Regia di Glen Morgan vedi scheda film
Ennesimo remake proposto dalle major a stelle strisce, questa volta però di un’opera del 1971 semi-sconosciuta (almeno in Italia) intitolata “Willard e i Topi”. Già dalla premessa, l’operazione si presenta più interessante rispetto alle inutili riproposizioni di cult del genere; in quanto diretta a riscoprire una pellicola caduta nell’oblio.
Messo in scena dal debuttante Glen Morgan (“Black Christmas” e sceneggiatore di “Final Destination”, nonché attore in “Morte a 33 Giri”), che firma regia e sceneggiatura, questo “Willard il Paranoico” riesce a trasmettere un grosso senso di disagio e di tristezza nello spettatore (grazie a un paio di pennellate ultra ciniche). In altre parole, non è il classico orrore hollywoodiano, ma un qualcosa di più viscerale e malinconico quasi in stile Polanski (il riferimento va a “L’Inquilino del Terzo Piano”). Morgan non punta sulla tensione, ma intesse uno script che ruota attorno alle sfortunate vicissitudini del protagonista (Crispin Glover). Annichilito da una madre ossessiva e beffeggiato da un capo ufficio sensibile come una pietra (il sempre terribile R. Lee Ermey – l’indimenticabile sergente di “Full Metal Jacket), l’uomo stringe una profonda amicizia con un topolino bianco che lo porta a comprendere e interpretare il linguaggio dei topi.
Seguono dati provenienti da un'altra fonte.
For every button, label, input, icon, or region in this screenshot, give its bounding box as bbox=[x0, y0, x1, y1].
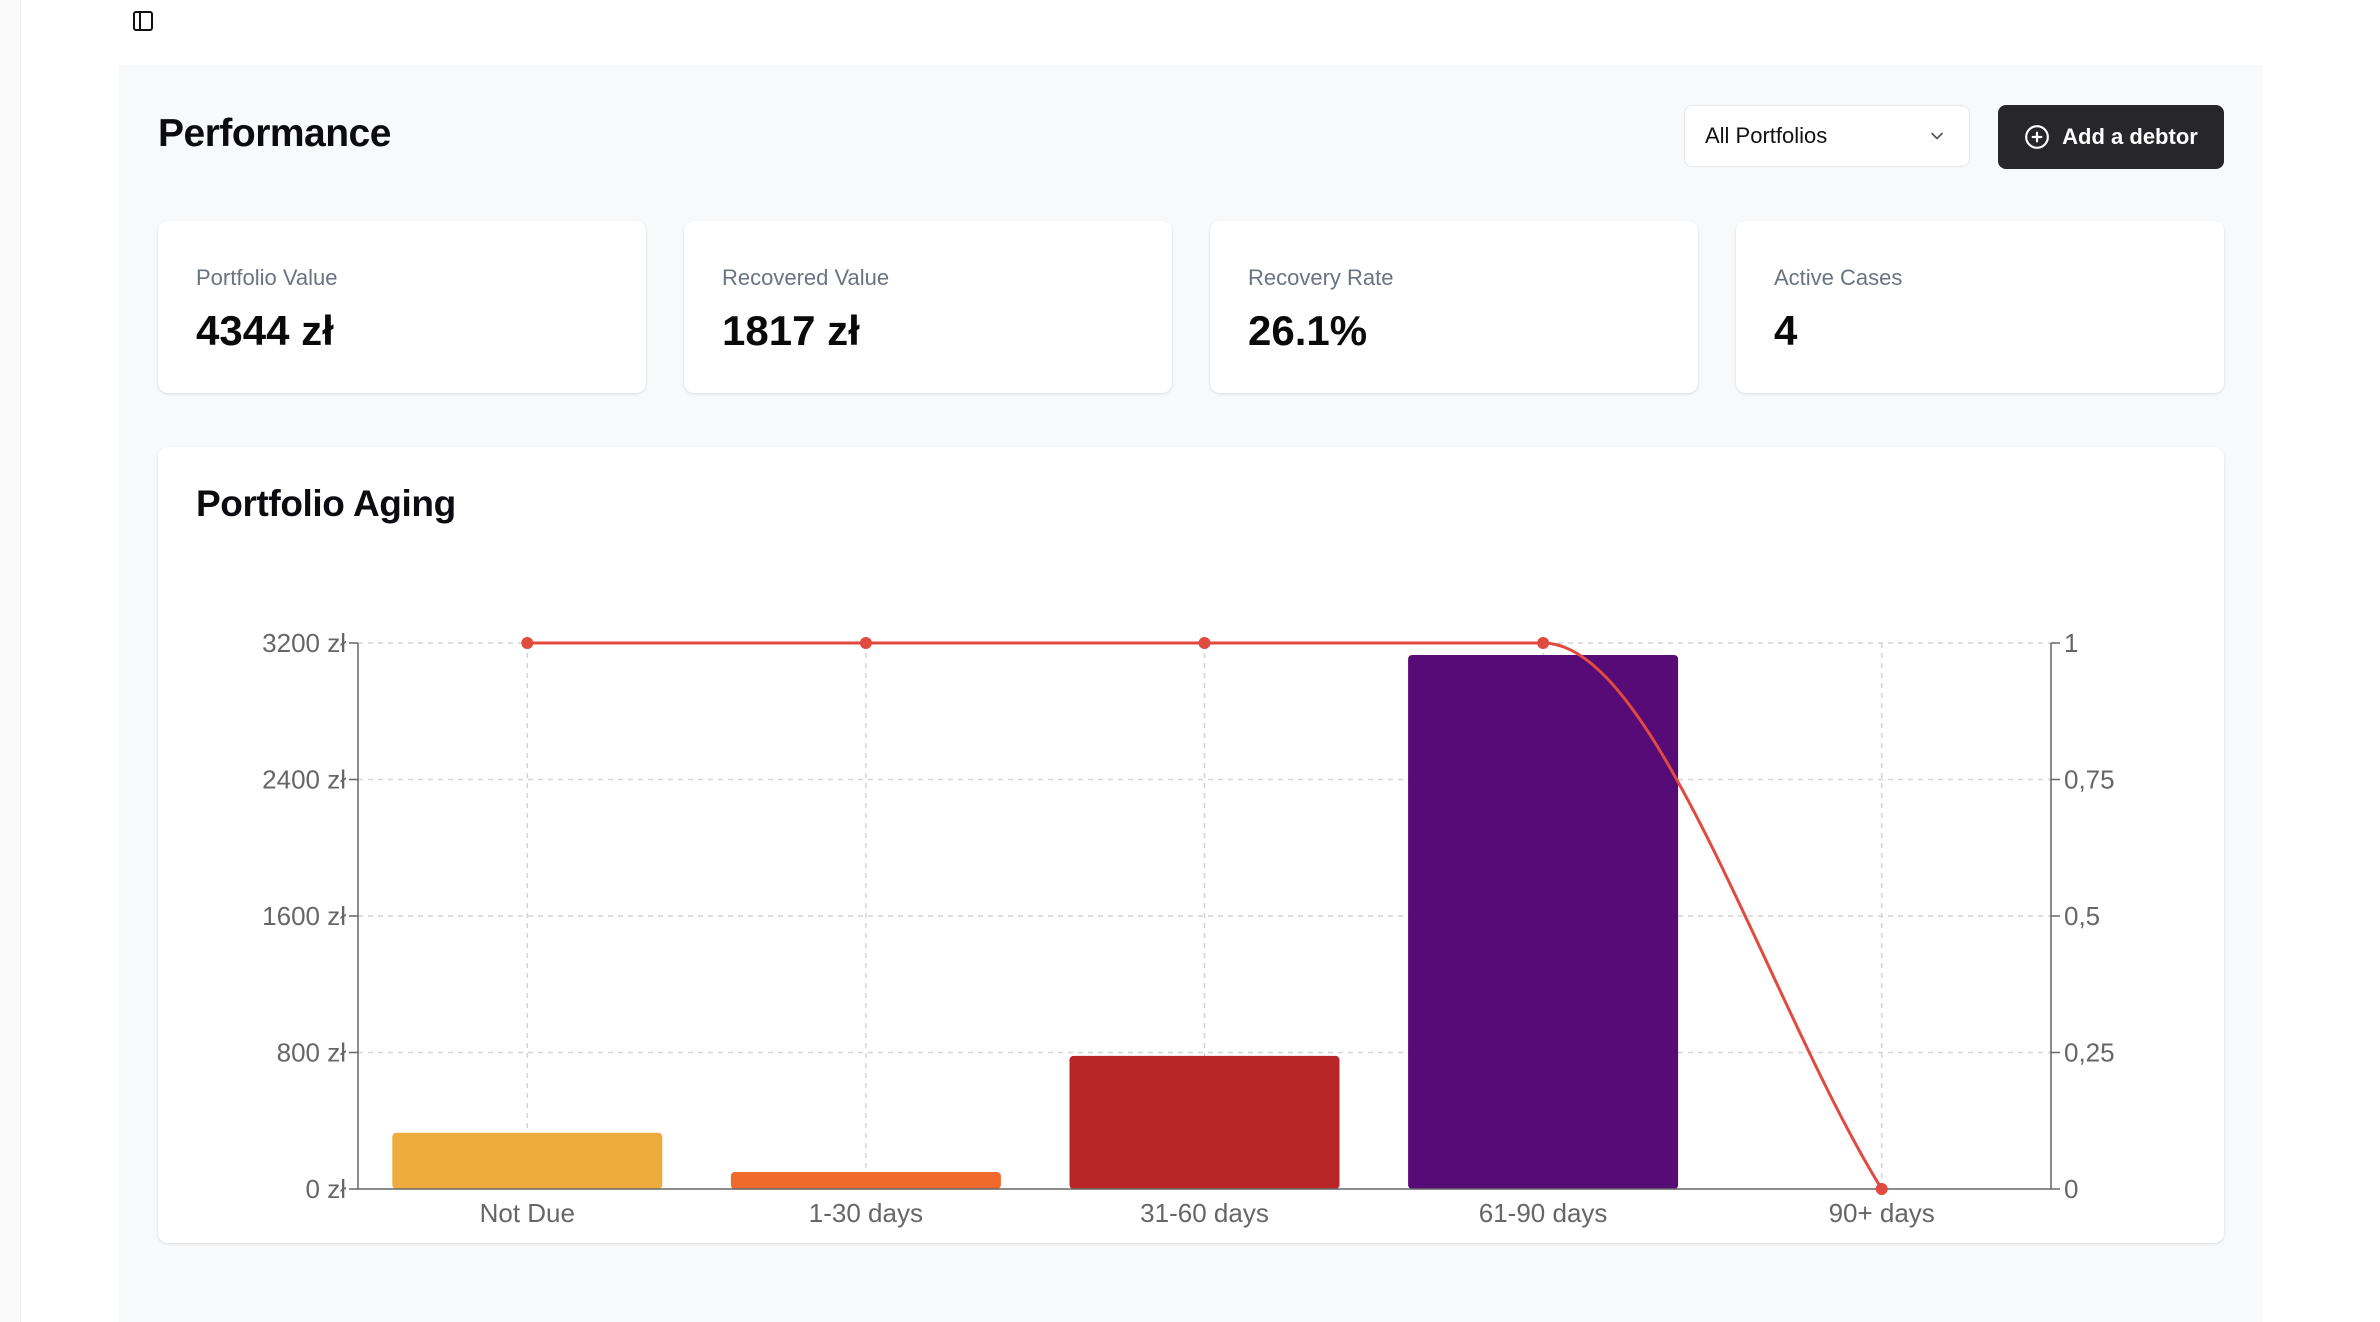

Detto in questi termini potrebbe sembrare qualcosa di allegro, ma non è affatto così. Crispin Glover è perfetto nella sua interpretazione e trasmette quel senso di follia da cui finirà per esserne lentamente risucchiato.
Finale tristissimo, in totale contrasto con i classici happy end americani.
Ordinata e ben calibrata la regia, con Glen Morgan che ha il merito, a parte i primissimi minuti, di tenere sempre su discreti livelli l’attenzione del pubblico. Non ci sono sequenze particolarmente virtuose. L’apice lo si raggiunge nella sequenza che porta all’omicidio del capo ufficio (belle le riprese nell’ascensore).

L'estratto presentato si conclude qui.